The dependency tree is the query execution plan in the form of a directed graph. It is a data structure built during compilation and modified when Ad Hoc queries are added. The roots of this graph are ephemeris declarations — declarations of every kind that create external objects, so-called data sources. Inside the graph lie artifacts and substrates. At the end of the processing chain sit the artifacts — as the chain’s final results.

Such a construction is a directed graph — a graph with multiple roots and multiple terminal vertices. Inside the graph there are connecting nodes. Every node lies on a path from a root to a terminal vertex. This is best visualized with an example.

Let’s start by considering the following trivial query:

DECLARE a UINT STREAM core0, 0.1 FILE 'datafile1.txt'
SELECT str1[0] STREAM str1 FROM core0

We can obtain a graph highlighting the dependencies between the individual objects as follows (Fig. 32):

$ xretractor -c query5.rql -d > out.dot && dot -Tsvg out.dot -o out.svg

For a full description of the -d -f -s flags and how to interpret the output — see Compilation Debugging.

Fig. 32. Ephemeris–artifact dependency

Let’s make this graph a bit more complex by adding two ephemeris declarations and an additional artifact.

DECLARE a UINT STREAM core0, 0.1 FILE 'datafile1.txt'
DECLARE a UINT STREAM core1, 0.1 FILE 'datafile2.txt'
SELECT str1[0] STREAM str1 FROM core0
SELECT str2[0] STREAM str2 FROM core0 + core1

The dependency graph for the set of queries above looks as follows (Fig. 33):

Fig. 33. Ephemerides–artifacts dependency

Let’s build an additional node that depends on artifacts. The simplest way is to add the following query at the end:

SELECT str3[0] STREAM str3 FROM str1#str2

The graph changes shape:

Fig. 34. Ephemerides–artifacts–artifacts dependency

As shown in Fig. 34, the str3 stream is not directly dependent on the data supplied by the core0 and core1 streams. Queries form a dependency graph, and the order in which they are invoked is well-defined. The interval value of streams grows toward the roots. This growth toward the roots follows from the interval-determination equations of the developed algebra.

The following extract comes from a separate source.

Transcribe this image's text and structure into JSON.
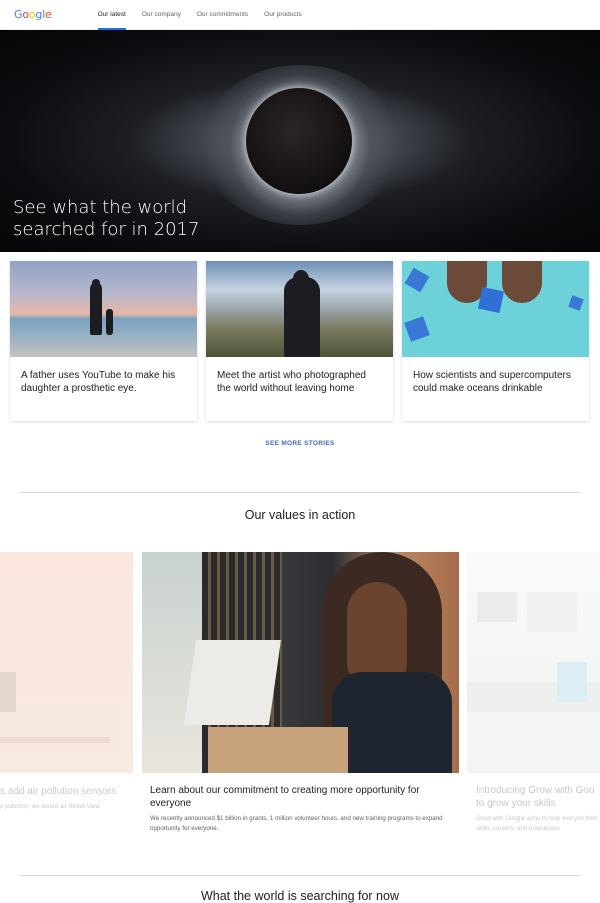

Note that queries in the rql file are processed sequentially. Attempting to reference, in a query, an object that is not yet defined results in a compilation error.

Attaching the following query to the dependency tree produces an additional substrate.

SELECT str4[0] STREAM str4 FROM (core1+core0)>2

A query attached this way will modify the dependency tree as shown in Fig. 35.

Fig. 35. Dependency with a substrate

The substrate is marked with a different color and an “Auto” label next to the time interval.

The dependency graph must be a directed acyclic graph (DAG). Attempting to define a stream that refers to its own results creates a cycle and results in a compilation error. The detection mechanism is described in the chapter Loop Detection in Compilation.

NOTE: The functionality described here is covered by the test: subquery, described in the appendix Integration Tests.